Now funded by major Western donors like the Council of Europe and USAID, the non-profit has developed various arms, including a think tank, the annual Donbas Media Forum and Crimea Today, a separate news outlet that focuses on communities in the annexed peninsula. “Our audience there watches us, trusts us, knows we are pro-Ukrainian media,” said Rakovitsa. “We don’t say they are fools and blame them for Russia’s actions,” she said.
This, too, sets them apart from the norm. Further west, many believe that a lack of local resistance to Russia’s 2014 occupation of Crimea helped set the stage for the 2022 invasion.
Rakovitsa sees her organization’s work as integral to Ukraine’s future and thinks that discussions about what to do after the war need to start now, even as the battles rage on. People liberated from the occupied territories will have to be weaned off a robust diet of Russian propaganda, she told me.
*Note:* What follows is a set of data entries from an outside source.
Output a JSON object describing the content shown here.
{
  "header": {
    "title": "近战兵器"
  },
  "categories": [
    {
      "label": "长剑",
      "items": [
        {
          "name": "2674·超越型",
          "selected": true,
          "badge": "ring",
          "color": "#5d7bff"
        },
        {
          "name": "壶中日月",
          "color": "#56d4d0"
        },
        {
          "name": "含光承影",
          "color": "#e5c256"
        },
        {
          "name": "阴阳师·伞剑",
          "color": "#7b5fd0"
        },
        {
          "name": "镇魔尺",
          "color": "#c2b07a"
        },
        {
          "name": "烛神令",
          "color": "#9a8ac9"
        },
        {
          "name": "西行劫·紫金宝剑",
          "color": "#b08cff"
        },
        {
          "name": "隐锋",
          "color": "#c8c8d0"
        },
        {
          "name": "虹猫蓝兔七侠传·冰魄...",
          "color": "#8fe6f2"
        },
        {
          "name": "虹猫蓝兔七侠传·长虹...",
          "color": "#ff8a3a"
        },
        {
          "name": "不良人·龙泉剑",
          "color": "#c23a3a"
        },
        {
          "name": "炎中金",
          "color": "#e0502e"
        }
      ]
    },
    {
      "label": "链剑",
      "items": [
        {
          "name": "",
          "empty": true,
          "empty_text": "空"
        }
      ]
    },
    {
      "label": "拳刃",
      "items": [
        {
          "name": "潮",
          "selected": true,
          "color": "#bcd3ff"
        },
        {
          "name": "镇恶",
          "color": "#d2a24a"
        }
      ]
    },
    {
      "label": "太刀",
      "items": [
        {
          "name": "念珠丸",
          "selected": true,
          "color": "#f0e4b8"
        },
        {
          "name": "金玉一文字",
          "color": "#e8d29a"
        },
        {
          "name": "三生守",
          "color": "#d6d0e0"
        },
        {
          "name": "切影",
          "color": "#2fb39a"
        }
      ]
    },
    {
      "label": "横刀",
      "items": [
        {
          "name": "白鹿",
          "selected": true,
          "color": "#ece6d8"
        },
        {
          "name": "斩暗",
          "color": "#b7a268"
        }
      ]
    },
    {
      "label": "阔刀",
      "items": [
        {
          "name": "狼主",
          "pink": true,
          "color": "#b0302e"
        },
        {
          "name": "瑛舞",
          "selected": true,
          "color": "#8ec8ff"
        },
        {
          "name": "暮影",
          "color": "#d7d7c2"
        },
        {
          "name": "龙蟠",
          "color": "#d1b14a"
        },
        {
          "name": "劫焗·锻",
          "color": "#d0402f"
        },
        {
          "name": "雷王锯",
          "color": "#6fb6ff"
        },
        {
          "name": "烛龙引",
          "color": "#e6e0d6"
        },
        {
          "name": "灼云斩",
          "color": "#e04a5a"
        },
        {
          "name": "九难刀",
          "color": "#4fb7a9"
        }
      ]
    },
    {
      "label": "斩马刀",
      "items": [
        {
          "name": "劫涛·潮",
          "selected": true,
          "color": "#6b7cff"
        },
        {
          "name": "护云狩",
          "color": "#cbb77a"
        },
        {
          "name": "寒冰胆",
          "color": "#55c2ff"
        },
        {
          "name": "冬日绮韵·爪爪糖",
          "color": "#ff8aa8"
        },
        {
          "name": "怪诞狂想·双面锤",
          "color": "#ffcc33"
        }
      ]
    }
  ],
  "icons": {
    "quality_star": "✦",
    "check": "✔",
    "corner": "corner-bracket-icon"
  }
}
Indeed, the Ukrainian information sphere has become highly charged, with people quick to judge one another and seemingly eager at times to define who has betrayed Ukraine and who has not. In the occupied territories, people are also experiencing wartime fervor, but for many, it is mediated instead by Russian propaganda. Rakovitsa expects that whenever the war ends, those who have only been fed the Russian side of the story will have a deeply distorted view of what has happened. She worries that this clash of narratives could result in a whole new round of conflict.
“We need to ensure that there is no second war after the first one,” she said to me, a few times over.
In February 2022, the organization’s offices moved west following the invasion. In total, 50 staff members work under Rakovitsa. Most are now working remotely, due to the constant threat of shelling. And new obstacles arise each day. But the sense of mission is palpable and sustaining.
“The people we are reporting to, they are our people,” Rakovitsa said to me, as we walked out of the hotel doors and onto the street. “We’re fighting for them.”
CORRECTION [04/28/2023 10:20 AM EDT]: The original version of this story said that the offices of the Donetsk Institute of Information moved west amid the Covid-19 pandemic in 2020. The editorial offices moved west in February 2022.